Case ID: la_173/html/0427-01.html
Source: Caselaw Access Project
Author: {"author": "ROGERS, J.", "license": "Public Domain", "url": "https://static.case.law/"}
Date Created: 2024-08-24T03:29:51.129683

(137 So. 203)
    CORBELLO et al. v. CORBELLO.
    No. 31130.
    April 27, 1931.
    
    Cline, Plauche & Girod, of Lake Charles, for appellant.
    Thomas Arthur Edwards, of Lake Charles, for heirs present and represented.
   ROGERS, J.

In March, 1925, Mrs. Erisse Corbello was interdicted by the Fourteenth district court for the parish of Calcasieu, and the Calcasieu National Bank of Lake Charles was appointed curator of the interdict. The bank rendered provisional accounts annually until the interdict died in February, 1930, when it rendered its final account. The heirs of the deceased opposed the accounts filed by the bank, and, on the trial of the opposition, the district court rendered a judgment approving the accounts, directing that the funds in the possession of the curator be distributed, and ordering the curator discharged. On appeal to this court,' the judgment was affirmed. See Corbello v. Corbello, 171 La. 735,132 So. 127. Subsequently, the bank filed' a supplement to its final account, in which it sought authority to pay certain expenses and charges resulting from the opposition and appeal. The heirs of Mrs. Erisse Corbello also opposed this supplemental account to which they filed an exception of no right or cause of action and a plea of res judicata. These pleas were maintained 'by the court below, which dismissed the curator’s supplemental account at its costs. The bank then moved for a suspensive appeal, which the court below, acting on the motion, granted from the judgment maintaining the peremptory exceptions filed by the opponents, but denied from the prior judgment approving the curator’s accounts, directing a distribution of the funds, sending the heirs into possession, and ordering the curator’s discharge. The bank, through its attorneys, objected to •the order of appeal as granted, and applied to this court for the appropriate writs to review the ruling of the court below. This application was denied on February 2, 1931, on the ground that the ruling complained of was correct. The transcript of appeal was filed on February 24, 1931, and on February 27, 1931, appellees moved to dismiss the appeal, on the grounds, substantially, that the appellant had exhausted its remedy by its unsuccessful application for the remedial writs and that the ruling of this court on appellant’s application constitutes res judicata in the present appeal, barring all inquiry into the subject matter thereof.

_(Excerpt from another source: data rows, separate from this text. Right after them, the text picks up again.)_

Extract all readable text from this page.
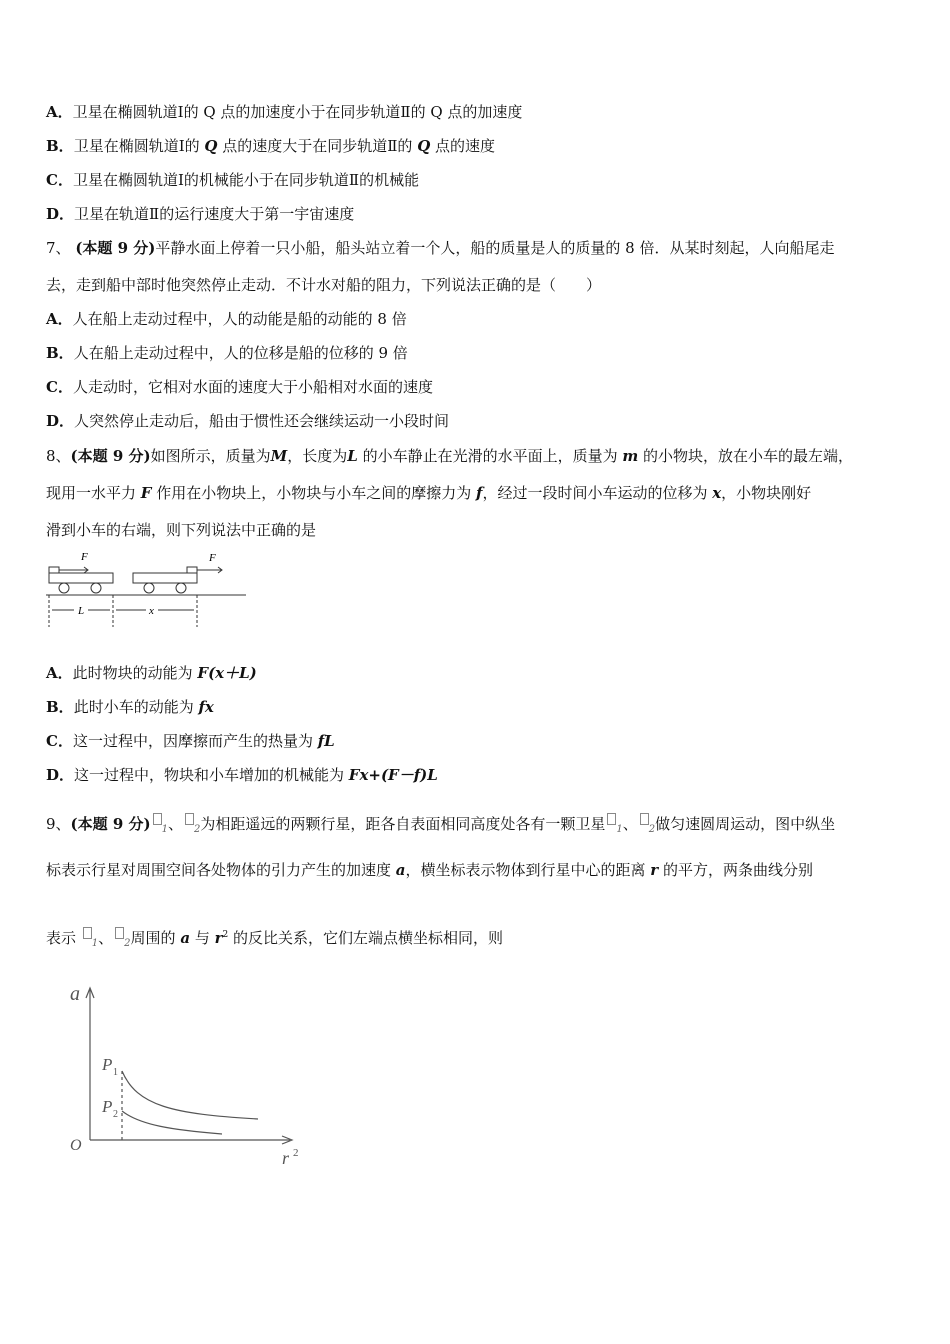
A．卫星在椭圆轨道Ⅰ的 Q 点的加速度小于在同步轨道Ⅱ的 Q 点的加速度
B．卫星在椭圆轨道Ⅰ的 Q 点的速度大于在同步轨道Ⅱ的 Q 点的速度
C．卫星在椭圆轨道Ⅰ的机械能小于在同步轨道Ⅱ的机械能
D．卫星在轨道Ⅱ的运行速度大于第一宇宙速度
7、 (本题 9 分)平静水面上停着一只小船，船头站立着一个人，船的质量是人的质量的 8 倍．从某时刻起，人向船尾走
去，走到船中部时他突然停止走动．不计水对船的阻力，下列说法正确的是（　　）
A．人在船上走动过程中，人的动能是船的动能的 8 倍
B．人在船上走动过程中，人的位移是船的位移的 9 倍
C．人走动时，它相对水面的速度大于小船相对水面的速度
D．人突然停止走动后，船由于惯性还会继续运动一小段时间
8、(本题 9 分)如图所示，质量为M，长度为L 的小车静止在光滑的水平面上，质量为 m 的小物块，放在小车的最左端，
现用一水平力 F 作用在小物块上，小物块与小车之间的摩擦力为 f，经过一段时间小车运动的位移为 x，小物块刚好
滑到小车的右端，则下列说法中正确的是
F	F
L	x
A．此时物块的动能为 F(x＋L)
B．此时小车的动能为 fx
C．这一过程中，因摩擦而产生的热量为 fL
D．这一过程中，物块和小车增加的机械能为 Fx+(F－f)L
9、(本题 9 分) $_1$、 $_2$为相距遥远的两颗行星，距各自表面相同高度处各有一颗卫星 $_1$、 $_2$做匀速圆周运动，图中纵坐
标表示行星对周围空间各处物体的引力产生的加速度 a，横坐标表示物体到行星中心的距离 r 的平方，两条曲线分别
表示 $_1$、 $_2$周围的 a 与 $r^2$ 的反比关系，它们左端点横坐标相同，则
a
r 2
O
P 1
P 2
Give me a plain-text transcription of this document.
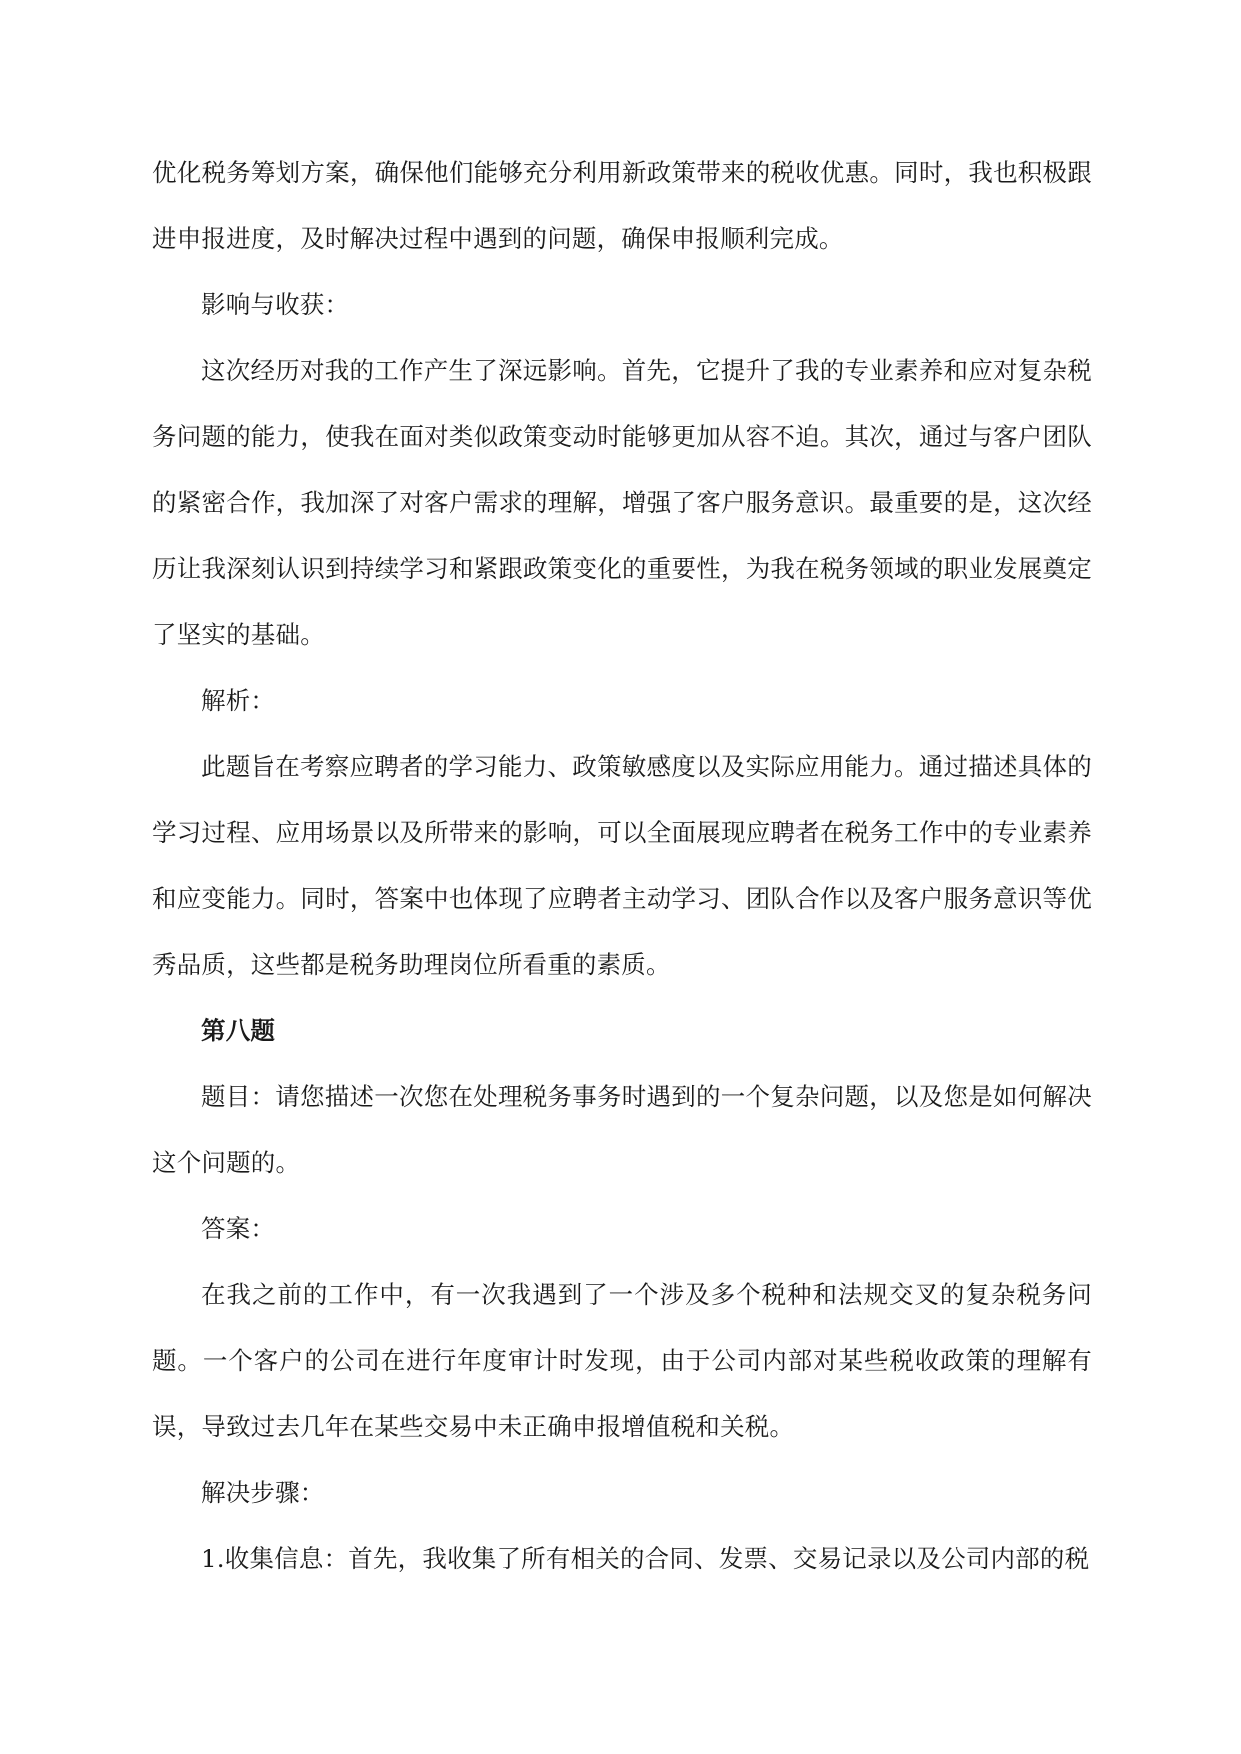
优化税务筹划方案，确保他们能够充分利用新政策带来的税收优惠。同时，我也积极跟进申报进度，及时解决过程中遇到的问题，确保申报顺利完成。

影响与收获：

这次经历对我的工作产生了深远影响。首先，它提升了我的专业素养和应对复杂税务问题的能力，使我在面对类似政策变动时能够更加从容不迫。其次，通过与客户团队的紧密合作，我加深了对客户需求的理解，增强了客户服务意识。最重要的是，这次经历让我深刻认识到持续学习和紧跟政策变化的重要性，为我在税务领域的职业发展奠定了坚实的基础。

解析：

此题旨在考察应聘者的学习能力、政策敏感度以及实际应用能力。通过描述具体的学习过程、应用场景以及所带来的影响，可以全面展现应聘者在税务工作中的专业素养和应变能力。同时，答案中也体现了应聘者主动学习、团队合作以及客户服务意识等优秀品质，这些都是税务助理岗位所看重的素质。

第八题

题目：请您描述一次您在处理税务事务时遇到的一个复杂问题，以及您是如何解决这个问题的。

答案：

在我之前的工作中，有一次我遇到了一个涉及多个税种和法规交叉的复杂税务问题。一个客户的公司在进行年度审计时发现，由于公司内部对某些税收政策的理解有误，导致过去几年在某些交易中未正确申报增值税和关税。

解决步骤：

1.收集信息：首先，我收集了所有相关的合同、发票、交易记录以及公司内部的税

Neither of the grounds relied on by the appellees warrants this court in dismissing the bank’s appeal. The right of a litigant to appeal from an adverse judgment is wholly different from his right to invoke the supervisory process of the court to review an adverse ruling of an inferior court. The remedies are not interchangeable. Under the constitutional provisions the court’s appellate jurisdiction is as distinct in its nature as it is in its name from the court’s supervisory jurisdiction. The court’s supervisory powers are exercised only in those cases where there is no remedy by appeal or where such a remedy is likely to prove inadequate. All that was decided on the bank’s application for the remedial writs was that the court below had properly denied the 'bank’s motion for an appeal from its judgment, affirmed by this court, dismissing the opposition of the interdict’s heirs to the several accounts filed by the bank as the interdict’s curator. This ruling does not affect the merits of the present appeal the purpose of which is to bring up for review the judgment of the. court below dismissing on the appellees’ peremptory exceptions the bank’s supplemental account.

For the reasons assigned, the motion to dismiss the appeal is denied.